The Hawaii state circuit courts are the trial courts of general jurisdiction in Hawaii. They are the primary civil and criminal courts of the Hawaii State Judiciary. The circuit courts are the only Hawaii state courts to conduct jury trials. (The District Courts conduct bench trials while the Intermediate Court of Appeals and Supreme Court are appellate courts).

The circuit courts have exclusive original jurisdiction over probate and guardianship cases, criminal felony cases, and civil cases where the amount in controversy exceeds US$40,000.

The circuit courts are organized into four circuits:

- First: Oahu (based in Honolulu)
- Second: Maui, Molokai, and Lanai (based in Wailuku)
- Third: Hawaii (based in Hilo)
- Fifth: Kauai and Niihau (based in Lihue)
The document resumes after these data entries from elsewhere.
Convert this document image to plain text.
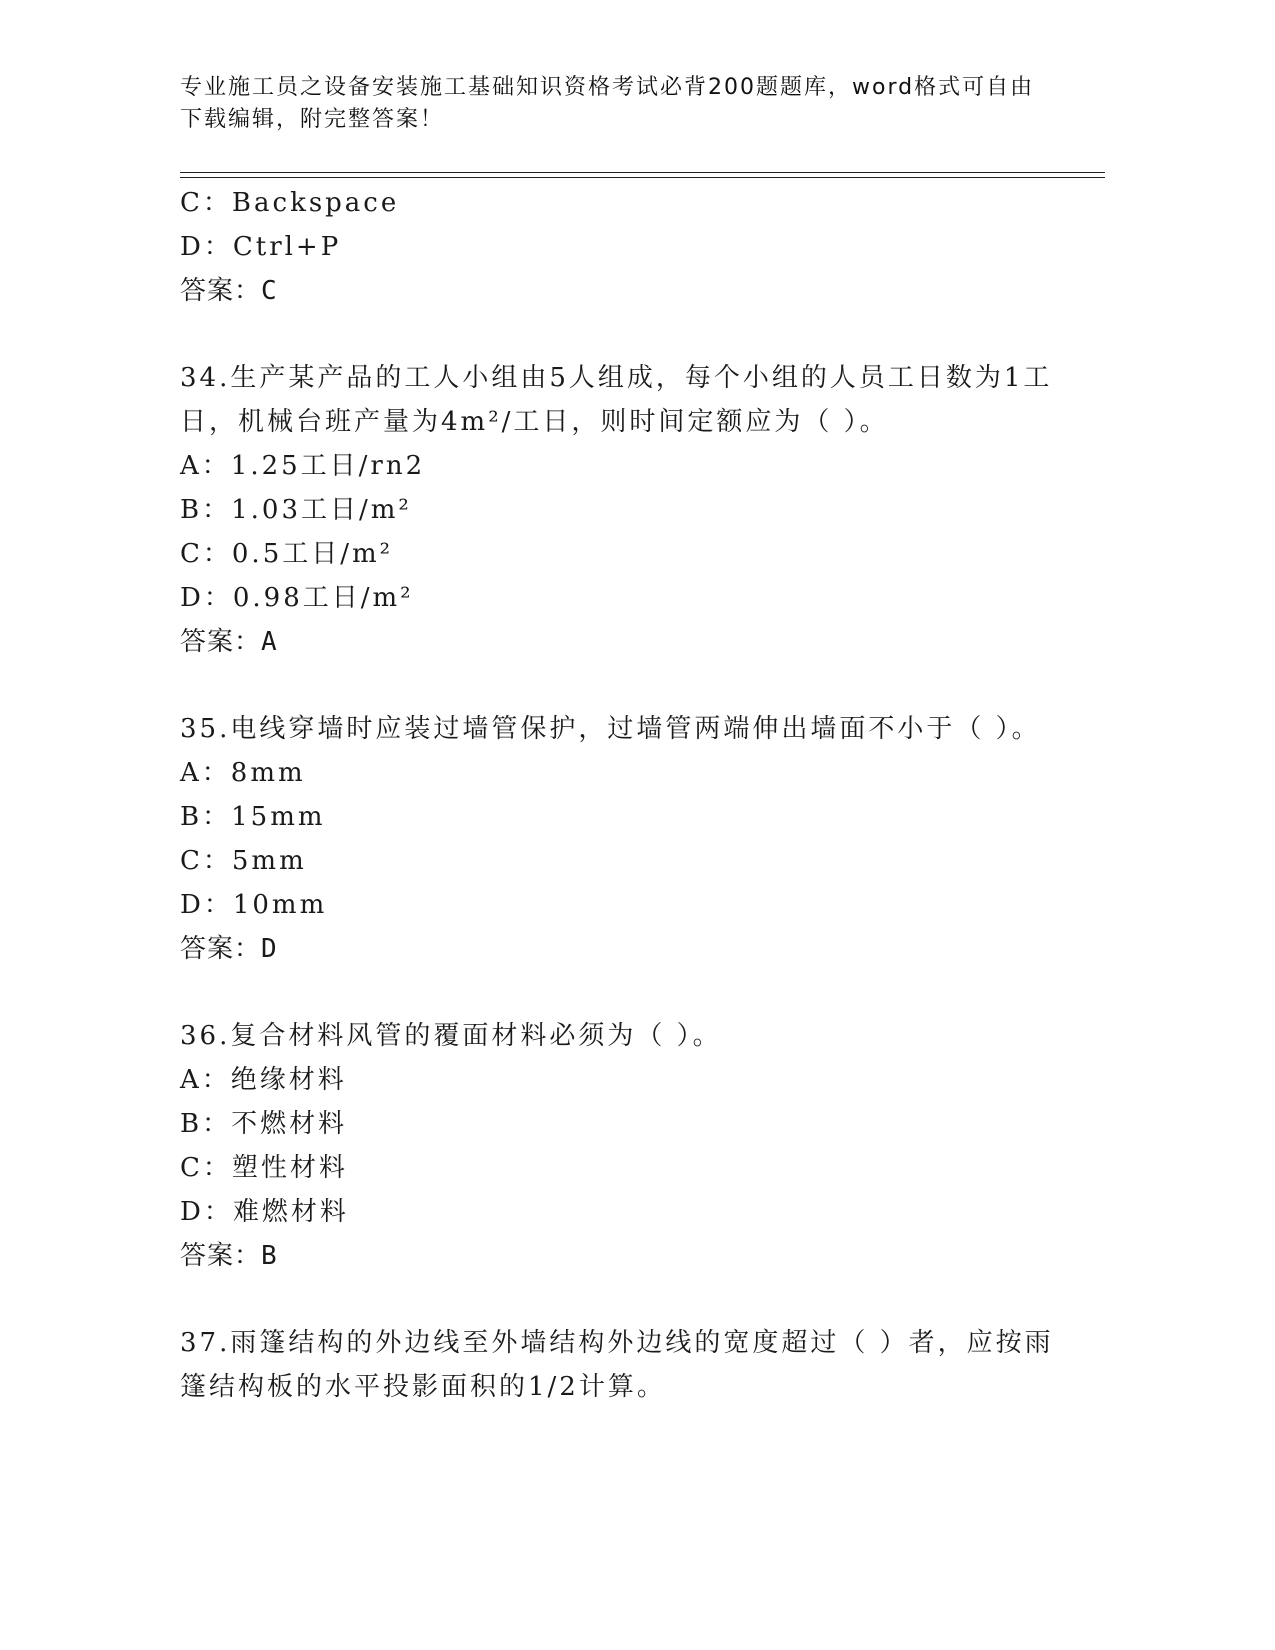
专业施工员之设备安装施工基础知识资格考试必背200题题库，word格式可自由
下载编辑，附完整答案！
C：Backspace
D：Ctrl+P
答案：C
34.生产某产品的工人小组由5人组成，每个小组的人员工日数为1工
日，机械台班产量为4m²/工日，则时间定额应为（ ）。
A：1.25工日/rn2
B：1.03工日/m²
C：0.5工日/m²
D：0.98工日/m²
答案：A
35.电线穿墙时应装过墙管保护，过墙管两端伸出墙面不小于（ ）。
A：8mm
B：15mm
C：5mm
D：10mm
答案：D
36.复合材料风管的覆面材料必须为（ ）。
A：绝缘材料
B：不燃材料
C：塑性材料
D：难燃材料
答案：B
37.雨篷结构的外边线至外墙结构外边线的宽度超过（ ）者，应按雨
篷结构板的水平投影面积的1/2计算。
There is currently no Fourth Circuit, because the Fourth Circuit merged into the Third Circuit in 1943.

The largest and most important of the circuit courts is the First Circuit in Honolulu.

The state legislature has created additional statewide courts on paper, but failed to constitute them as actual courts with their own judges, support staff, and courthouses. Instead, judges of the First Circuit serve as the statewide Tax Appeal Court and one judge of the First Circuit serves as the judge of the statewide Land Court.